Custo de vida em São Paulo. (Imagem: Marcelo Valente/Wikimedia Commons)
Custo de vida em São Paulo. (Imagem: Marcelo Valente/Wikimedia Commons)

O custo de vida na Região Metropolitana de São Paulo (RMSP) deverá aumentar continuamente até o próximo ano, como resultado das enchentes no Rio Grande do Sul. Segundo Guilherme Dietze, assessor econômico da Federação do Comércio de Bens, Serviços e Turismo do Estado de São Paulo (FecomercioSP), a cadeia produtiva será afetada pela escassez de produtos, desequilibrando a oferta e demanda e impactando diretamente os preços.

Previsões para o próximo ano

“O ano que vem vai ser o grande problema. Como é que a gente vai ter essa safra importante de arroz, soja, milho, trigo?”, questiona Dietze. Ele explica que suas análises consideram hipóteses, mas se o pior cenário se concretizar, o impacto será grave. A região também é importante produtora de carne e laticínios, setores que podem ser afetados.

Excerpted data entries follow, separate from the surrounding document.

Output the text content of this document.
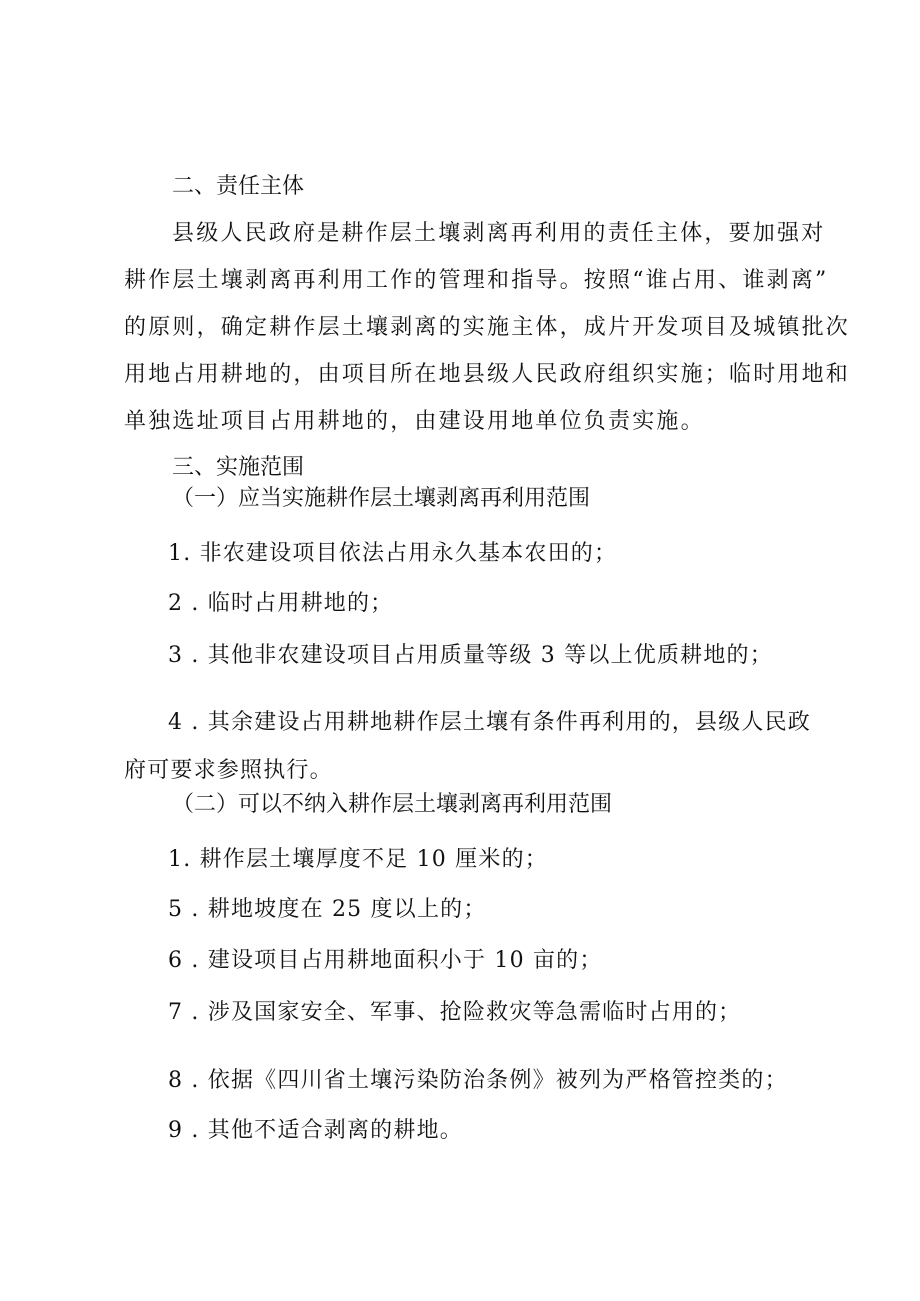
二、责任主体
县级人民政府是耕作层土壤剥离再利用的责任主体，要加强对
耕作层土壤剥离再利用工作的管理和指导。按照“谁占用、谁剥离”
的原则，确定耕作层土壤剥离的实施主体，成片开发项目及城镇批次
用地占用耕地的，由项目所在地县级人民政府组织实施；临时用地和
单独选址项目占用耕地的，由建设用地单位负责实施。
三、实施范围
（一）应当实施耕作层土壤剥离再利用范围
1. 非农建设项目依法占用永久基本农田的；
2 . 临时占用耕地的；
3 . 其他非农建设项目占用质量等级 3 等以上优质耕地的；
4 . 其余建设占用耕地耕作层土壤有条件再利用的，县级人民政
府可要求参照执行。
（二）可以不纳入耕作层土壤剥离再利用范围
1. 耕作层土壤厚度不足 10 厘米的；
5 . 耕地坡度在 25 度以上的；
6 . 建设项目占用耕地面积小于 10 亩的；
7 . 涉及国家安全、军事、抢险救灾等急需临时占用的；
8 . 依据《四川省土壤污染防治条例》被列为严格管控类的；
9 . 其他不适合剥离的耕地。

Índice de Custo de Vida por Classe Social (CVCS)

As enchentes afetaram quase 95% da atividade econômica do Rio Grande do Sul, conforme a Federação das Indústrias do Estado do Rio Grande do Sul (FIERGS). Os polos industriais estão entre os locais mais atingidos, e o impacto dessa tragédia no indicador de Custo de Vida por Classe Social (CVCS) de São Paulo dependerá de como será feita a reconstrução e retomada na região afetada.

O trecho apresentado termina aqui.